DJ Tiiiiiiiiiip kept the energy alive, but it wasn’t until Dwynell Roland’s set began that people broke out of their small cliques and crowded the stage. The North Minneapolis rapper had the previously apprehensive crowd waving their arms, jumping up and down and screaming, “Stop, drop and ROLAND!”
By the time battle of the band finalists Early Eyes hit the stage, more people crammed into the performance room than had all night.
“I think we lucked out a lot on being on a college campus,” John O’Brien said, Early Eyes’ guitarist. “Just like the fact that we’re based out of the University of Minnesota kind of wedges us inside a community that we may not have had access to otherwise.”
In addition to working on new music, collaborations and “a couple things,” that they, “can’t talk about,” over the summer, Early Eyes toured around the Midwest.

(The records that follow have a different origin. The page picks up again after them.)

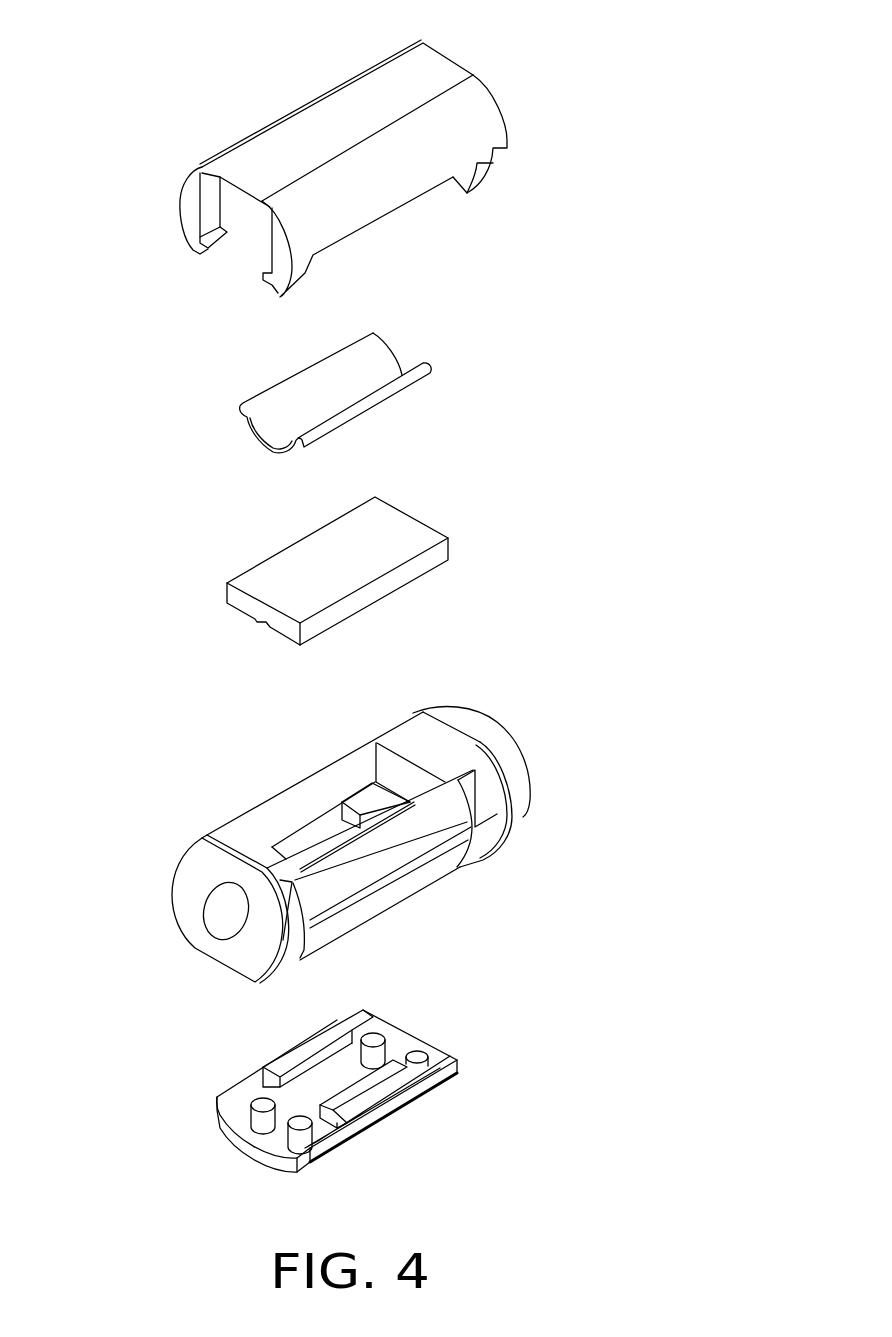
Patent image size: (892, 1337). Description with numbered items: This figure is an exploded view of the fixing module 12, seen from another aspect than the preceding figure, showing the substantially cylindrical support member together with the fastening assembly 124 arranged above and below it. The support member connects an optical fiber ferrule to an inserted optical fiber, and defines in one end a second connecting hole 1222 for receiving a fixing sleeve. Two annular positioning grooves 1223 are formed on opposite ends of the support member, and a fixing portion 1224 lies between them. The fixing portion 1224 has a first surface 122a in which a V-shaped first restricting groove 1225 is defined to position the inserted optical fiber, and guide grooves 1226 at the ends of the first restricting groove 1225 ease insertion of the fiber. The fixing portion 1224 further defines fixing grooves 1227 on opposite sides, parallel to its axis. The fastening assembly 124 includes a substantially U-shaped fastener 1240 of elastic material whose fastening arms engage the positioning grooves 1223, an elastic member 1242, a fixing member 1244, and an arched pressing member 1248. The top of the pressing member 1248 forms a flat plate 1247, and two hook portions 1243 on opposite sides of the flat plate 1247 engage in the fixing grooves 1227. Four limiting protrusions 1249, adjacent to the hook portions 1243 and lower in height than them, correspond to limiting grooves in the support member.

The fixing module 12 is at (123, 74).
The fastening assembly 124 is at (171, 470).
The fastener 1240 is at (423, 73).
The elastic member 1242 is at (373, 368).
The fixing member 1244 is at (388, 528).
The second connecting hole 1222 is at (222, 903).
The first surface 122a is at (332, 837).
The fixing portion 1224 is at (367, 795).
The first restricting groove 1225 is at (370, 840).
The guide groove 1226 is at (480, 742).
The fixing groove 1227 is at (290, 847).
The annular positioning groove 1223 is at (483, 830).
The pressing member 1248 is at (228, 1045).
The limiting protrusion 1249 is at (380, 1033).
The flat plate 1247 is at (272, 1138).
The hook portion 1243 is at (367, 1080).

“The furthest we made it out was Ohio and back,” Jake Berglove said, the band’s lead singer. “We drove east until we were like, ‘Oh, we might as well stop.’ Like that scene in Forrest Gump where he’s like, ‘I think I might go home.’”
Early Eyes is quickly coming up on their one year anniversary of becoming a band.
“We never sat in a room and said ‘we’re gonna go for this,’ Berglove said. “We just played music together and never tried to be any sort of pretentious or petty and just let music come forth.”
The band, which now includes five members, invited a friend and local vocalist, Sophia Cruz, to join them on stage for the night.
WAM-O-RAMA didn’t just put on a good show — they also managed to break some stereotypes about museum culture.
“I’m from California and just going to art museums is not a popular thing at all to do, and it’s just like not considered cool I guess,” Sydney Kanter said, freshman and Sociology of Law, Crime and Deviance major. “People here are really into everything and I think that’s really amazing.”